La question se pose, ici, alors que de nombreux lieux culturels sont en souffrance accrue depuis MP13 : cette dernière a creusé les écarts entre certains grands ensembles culturels qui ne cessent de croître (citons l’exemple flagrant de la Friche Belle de Mai et ses rapprochements avec la Criée ou d’autres lieux ; voire l’ambition de quartier latin du pôle Gymnase-Bernardines sur lequel nous reviendrons ultérieurement), ceux qui se retrouvent isolés de par leur situation géographique ou pour toute autre raison (le Toursky, le Merlan), ceux qui se maintiennent bon gré mal gré (Le Lenche, La Joliette-Minoterie) et les plus petits éparpillés sur un large territoire qui ne font pas ou peu parti du sérail ***. Ceci étant dit, pardonnez la longueur de cet édito. Néanmoins, le débat reste ouvert sur l’après 2013 ainsi que sur la politique culturelle menée à Marseille et en France.
Vous souhaitant de bons spectacles, votre dévouée
DVDM
*A noter que le projet initial autour de l’œuvre de Charlotte Delbo « Auschwitz et après » n’a pu être mis en œuvre, faute de droits et que la structure porteuse du projet a subi une baisse de 60% de ses subventions, une hérésie lorsqu’on connait le travail véritablement exigeant et de grande qualité du metteur en scène de la compagnie !
**l’Espace Culture avait une mission multiple que nous détaillerons dans un futur article complet sur la maison.

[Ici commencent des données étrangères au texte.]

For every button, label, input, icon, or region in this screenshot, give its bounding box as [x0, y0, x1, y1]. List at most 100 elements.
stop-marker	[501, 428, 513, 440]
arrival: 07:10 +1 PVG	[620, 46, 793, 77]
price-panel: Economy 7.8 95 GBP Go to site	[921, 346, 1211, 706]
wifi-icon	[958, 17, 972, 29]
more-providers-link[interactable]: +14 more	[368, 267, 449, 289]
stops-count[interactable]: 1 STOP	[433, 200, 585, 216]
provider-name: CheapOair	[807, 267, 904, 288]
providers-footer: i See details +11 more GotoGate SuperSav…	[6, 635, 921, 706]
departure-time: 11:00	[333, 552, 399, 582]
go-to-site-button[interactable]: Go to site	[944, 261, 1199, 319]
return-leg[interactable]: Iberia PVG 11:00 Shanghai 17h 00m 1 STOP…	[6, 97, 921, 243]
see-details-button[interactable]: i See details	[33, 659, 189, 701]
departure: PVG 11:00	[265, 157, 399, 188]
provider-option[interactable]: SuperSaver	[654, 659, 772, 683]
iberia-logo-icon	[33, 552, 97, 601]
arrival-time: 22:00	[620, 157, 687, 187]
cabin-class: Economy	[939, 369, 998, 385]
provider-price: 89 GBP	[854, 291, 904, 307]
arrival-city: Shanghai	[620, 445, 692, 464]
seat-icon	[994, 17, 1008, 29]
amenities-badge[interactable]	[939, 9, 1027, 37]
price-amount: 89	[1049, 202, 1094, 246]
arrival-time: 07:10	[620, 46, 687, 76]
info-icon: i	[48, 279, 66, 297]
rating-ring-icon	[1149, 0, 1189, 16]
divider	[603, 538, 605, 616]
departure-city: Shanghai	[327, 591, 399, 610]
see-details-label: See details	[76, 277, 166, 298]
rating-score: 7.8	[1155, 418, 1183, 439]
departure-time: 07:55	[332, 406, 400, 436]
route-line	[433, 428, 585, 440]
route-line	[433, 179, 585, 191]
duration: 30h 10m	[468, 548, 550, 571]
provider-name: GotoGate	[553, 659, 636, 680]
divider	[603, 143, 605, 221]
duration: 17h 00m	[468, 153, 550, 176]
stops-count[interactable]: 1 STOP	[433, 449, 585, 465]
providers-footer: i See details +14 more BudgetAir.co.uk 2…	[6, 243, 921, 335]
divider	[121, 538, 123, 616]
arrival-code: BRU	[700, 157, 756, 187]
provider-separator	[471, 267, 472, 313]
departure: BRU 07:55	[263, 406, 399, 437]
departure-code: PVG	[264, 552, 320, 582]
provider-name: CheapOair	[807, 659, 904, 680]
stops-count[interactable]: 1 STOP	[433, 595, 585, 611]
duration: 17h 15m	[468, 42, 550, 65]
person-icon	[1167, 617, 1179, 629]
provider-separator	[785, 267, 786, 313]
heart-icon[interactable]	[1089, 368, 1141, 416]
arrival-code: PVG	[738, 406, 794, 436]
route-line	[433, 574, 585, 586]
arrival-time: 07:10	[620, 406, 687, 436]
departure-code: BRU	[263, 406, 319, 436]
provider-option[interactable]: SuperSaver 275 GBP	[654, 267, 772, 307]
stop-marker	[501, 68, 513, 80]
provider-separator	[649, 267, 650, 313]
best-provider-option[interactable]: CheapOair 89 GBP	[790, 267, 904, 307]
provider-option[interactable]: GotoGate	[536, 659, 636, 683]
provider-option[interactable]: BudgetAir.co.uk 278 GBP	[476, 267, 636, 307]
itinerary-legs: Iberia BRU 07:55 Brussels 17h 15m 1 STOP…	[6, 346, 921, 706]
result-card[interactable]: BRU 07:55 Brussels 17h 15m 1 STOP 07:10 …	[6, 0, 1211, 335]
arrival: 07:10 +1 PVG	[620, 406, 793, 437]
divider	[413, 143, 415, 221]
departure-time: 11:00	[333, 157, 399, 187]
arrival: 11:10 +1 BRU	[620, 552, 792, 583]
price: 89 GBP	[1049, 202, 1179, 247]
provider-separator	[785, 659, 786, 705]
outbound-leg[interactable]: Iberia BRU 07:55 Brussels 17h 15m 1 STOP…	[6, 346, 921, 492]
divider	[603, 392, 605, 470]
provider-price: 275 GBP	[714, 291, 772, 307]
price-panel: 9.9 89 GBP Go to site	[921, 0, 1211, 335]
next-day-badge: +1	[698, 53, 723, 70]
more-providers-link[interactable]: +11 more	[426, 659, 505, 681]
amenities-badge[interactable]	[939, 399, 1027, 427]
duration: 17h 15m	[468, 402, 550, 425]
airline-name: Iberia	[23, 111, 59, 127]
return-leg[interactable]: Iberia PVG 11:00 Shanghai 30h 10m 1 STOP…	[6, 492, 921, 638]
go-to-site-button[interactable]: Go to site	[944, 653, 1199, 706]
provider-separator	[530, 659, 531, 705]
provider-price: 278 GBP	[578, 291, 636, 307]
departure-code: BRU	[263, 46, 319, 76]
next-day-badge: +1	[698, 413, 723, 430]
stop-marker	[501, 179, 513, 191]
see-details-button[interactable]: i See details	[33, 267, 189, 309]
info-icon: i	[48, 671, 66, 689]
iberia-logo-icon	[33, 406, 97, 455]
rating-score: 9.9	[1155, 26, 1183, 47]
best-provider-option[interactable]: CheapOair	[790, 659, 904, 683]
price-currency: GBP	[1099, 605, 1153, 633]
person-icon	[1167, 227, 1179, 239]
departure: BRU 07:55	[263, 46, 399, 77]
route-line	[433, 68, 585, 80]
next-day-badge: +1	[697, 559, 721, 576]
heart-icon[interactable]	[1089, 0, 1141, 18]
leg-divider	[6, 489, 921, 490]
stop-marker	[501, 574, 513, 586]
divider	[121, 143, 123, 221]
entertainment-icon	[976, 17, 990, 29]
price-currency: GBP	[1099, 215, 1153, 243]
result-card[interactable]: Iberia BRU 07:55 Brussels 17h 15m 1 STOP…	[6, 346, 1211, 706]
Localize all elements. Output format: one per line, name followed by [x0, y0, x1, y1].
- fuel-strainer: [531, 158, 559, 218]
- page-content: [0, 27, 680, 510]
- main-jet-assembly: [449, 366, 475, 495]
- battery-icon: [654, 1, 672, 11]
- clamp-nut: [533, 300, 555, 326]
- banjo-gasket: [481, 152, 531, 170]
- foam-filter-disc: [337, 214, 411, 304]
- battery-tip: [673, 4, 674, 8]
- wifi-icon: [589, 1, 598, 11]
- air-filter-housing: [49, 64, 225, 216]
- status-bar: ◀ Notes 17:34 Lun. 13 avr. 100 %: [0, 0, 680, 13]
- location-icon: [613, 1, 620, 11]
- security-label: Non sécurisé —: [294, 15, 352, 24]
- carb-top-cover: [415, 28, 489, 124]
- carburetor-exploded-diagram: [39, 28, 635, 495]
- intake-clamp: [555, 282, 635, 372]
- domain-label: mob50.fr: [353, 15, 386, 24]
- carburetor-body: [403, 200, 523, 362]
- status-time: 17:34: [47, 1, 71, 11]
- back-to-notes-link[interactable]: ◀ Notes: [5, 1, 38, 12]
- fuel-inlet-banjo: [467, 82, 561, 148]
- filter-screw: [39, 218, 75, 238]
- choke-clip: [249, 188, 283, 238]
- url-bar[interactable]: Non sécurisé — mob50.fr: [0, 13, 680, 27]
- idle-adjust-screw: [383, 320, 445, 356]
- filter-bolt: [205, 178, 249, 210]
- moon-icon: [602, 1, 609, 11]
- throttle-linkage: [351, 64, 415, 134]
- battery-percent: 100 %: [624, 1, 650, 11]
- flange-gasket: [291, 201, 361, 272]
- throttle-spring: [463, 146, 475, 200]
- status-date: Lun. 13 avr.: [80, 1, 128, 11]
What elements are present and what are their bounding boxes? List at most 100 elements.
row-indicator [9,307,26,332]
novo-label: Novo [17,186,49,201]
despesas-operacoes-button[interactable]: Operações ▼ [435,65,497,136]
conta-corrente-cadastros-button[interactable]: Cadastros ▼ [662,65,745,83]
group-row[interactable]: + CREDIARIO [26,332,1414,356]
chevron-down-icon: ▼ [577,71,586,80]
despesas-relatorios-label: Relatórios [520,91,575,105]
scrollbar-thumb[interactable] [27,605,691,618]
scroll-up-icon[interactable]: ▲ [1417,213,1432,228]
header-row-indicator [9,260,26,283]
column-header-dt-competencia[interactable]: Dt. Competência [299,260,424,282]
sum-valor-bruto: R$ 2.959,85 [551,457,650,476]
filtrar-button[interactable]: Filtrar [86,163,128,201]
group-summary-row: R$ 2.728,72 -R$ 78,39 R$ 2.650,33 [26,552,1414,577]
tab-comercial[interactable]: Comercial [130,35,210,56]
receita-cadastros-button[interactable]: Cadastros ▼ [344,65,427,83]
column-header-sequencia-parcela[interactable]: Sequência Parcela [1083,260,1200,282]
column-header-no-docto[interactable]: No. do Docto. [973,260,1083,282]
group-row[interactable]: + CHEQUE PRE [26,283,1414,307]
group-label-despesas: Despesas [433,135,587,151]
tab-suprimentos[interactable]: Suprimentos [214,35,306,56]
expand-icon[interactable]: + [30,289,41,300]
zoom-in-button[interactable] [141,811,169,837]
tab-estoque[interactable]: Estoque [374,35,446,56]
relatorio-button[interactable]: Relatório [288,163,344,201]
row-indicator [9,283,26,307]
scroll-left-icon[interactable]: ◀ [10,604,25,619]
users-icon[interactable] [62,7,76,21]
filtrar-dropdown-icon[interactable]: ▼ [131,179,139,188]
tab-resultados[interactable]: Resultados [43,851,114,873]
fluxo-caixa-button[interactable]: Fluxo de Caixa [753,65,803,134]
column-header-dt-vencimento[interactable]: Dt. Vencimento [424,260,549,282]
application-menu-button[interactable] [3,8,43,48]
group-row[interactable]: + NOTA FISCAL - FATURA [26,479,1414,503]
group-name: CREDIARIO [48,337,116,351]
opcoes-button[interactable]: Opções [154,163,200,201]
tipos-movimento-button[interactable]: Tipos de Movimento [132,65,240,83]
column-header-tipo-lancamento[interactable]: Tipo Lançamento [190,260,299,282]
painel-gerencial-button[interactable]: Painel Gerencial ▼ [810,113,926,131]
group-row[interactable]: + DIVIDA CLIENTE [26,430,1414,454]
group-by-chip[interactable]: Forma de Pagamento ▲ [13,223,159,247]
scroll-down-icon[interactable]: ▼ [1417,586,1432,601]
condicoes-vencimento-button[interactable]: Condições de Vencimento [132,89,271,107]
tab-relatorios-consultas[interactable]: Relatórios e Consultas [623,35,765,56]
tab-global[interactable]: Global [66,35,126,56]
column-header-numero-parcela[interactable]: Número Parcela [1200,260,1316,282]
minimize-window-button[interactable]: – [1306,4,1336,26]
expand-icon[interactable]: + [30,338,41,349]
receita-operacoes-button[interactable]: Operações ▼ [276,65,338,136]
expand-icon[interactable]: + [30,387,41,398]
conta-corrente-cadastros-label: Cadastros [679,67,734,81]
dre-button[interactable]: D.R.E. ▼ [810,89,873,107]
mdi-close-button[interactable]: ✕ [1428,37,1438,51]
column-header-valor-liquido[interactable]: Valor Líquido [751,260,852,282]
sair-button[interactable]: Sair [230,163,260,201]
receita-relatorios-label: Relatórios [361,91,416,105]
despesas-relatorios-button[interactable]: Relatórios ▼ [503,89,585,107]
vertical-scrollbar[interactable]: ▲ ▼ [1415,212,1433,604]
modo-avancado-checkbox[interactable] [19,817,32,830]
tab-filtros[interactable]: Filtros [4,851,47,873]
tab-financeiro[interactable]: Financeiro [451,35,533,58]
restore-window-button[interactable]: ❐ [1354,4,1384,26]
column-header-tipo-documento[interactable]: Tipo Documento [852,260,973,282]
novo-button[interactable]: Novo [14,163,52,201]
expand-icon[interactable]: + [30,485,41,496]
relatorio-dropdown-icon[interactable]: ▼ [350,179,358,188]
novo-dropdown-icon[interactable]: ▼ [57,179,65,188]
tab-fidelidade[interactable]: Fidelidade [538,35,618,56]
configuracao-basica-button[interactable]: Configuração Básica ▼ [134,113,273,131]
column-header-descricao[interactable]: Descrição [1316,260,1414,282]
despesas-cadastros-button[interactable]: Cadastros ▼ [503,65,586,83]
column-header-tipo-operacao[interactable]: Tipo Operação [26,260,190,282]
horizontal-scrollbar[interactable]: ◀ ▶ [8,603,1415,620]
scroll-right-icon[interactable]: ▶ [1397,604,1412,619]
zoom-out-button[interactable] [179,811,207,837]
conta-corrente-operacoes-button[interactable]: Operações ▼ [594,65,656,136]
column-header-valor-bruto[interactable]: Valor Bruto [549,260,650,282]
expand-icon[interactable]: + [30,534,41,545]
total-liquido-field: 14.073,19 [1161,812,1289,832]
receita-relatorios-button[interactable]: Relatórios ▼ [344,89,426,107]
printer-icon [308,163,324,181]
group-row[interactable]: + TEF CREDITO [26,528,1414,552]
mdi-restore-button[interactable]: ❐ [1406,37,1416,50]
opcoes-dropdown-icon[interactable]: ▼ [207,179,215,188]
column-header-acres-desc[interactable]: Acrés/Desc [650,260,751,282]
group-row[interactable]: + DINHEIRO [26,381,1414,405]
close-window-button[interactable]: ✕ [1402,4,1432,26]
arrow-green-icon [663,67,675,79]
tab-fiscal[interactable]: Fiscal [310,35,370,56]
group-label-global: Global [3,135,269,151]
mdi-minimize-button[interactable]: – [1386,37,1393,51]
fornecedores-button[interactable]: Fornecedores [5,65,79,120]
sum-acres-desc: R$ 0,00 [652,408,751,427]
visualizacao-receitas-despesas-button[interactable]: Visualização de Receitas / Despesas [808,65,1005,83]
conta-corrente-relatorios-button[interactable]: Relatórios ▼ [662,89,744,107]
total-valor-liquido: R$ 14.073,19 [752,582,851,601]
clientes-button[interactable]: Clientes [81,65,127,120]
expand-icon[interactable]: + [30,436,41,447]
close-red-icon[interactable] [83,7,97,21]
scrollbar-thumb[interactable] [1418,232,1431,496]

*** L’appartenance au sérail est souvent jugée en fonction des subventions reçues des tutelles par les structures culturelles : celles qui ne reçoivent que des miettes sont rarement reconnues comme participant de la Culture et à son foisonnement. Ils sont hélas souvent jugés comme amateurs, n’ayant ni véritable talent ni exigence artistique, voire qualifiés de populaires au mieux et de commerciaux au pire. Pour ces raisons, ces lieux sont ignorés par les défenseurs d’une Culture officielle réputée exigeante, tirant vers un pseudo-élitisme.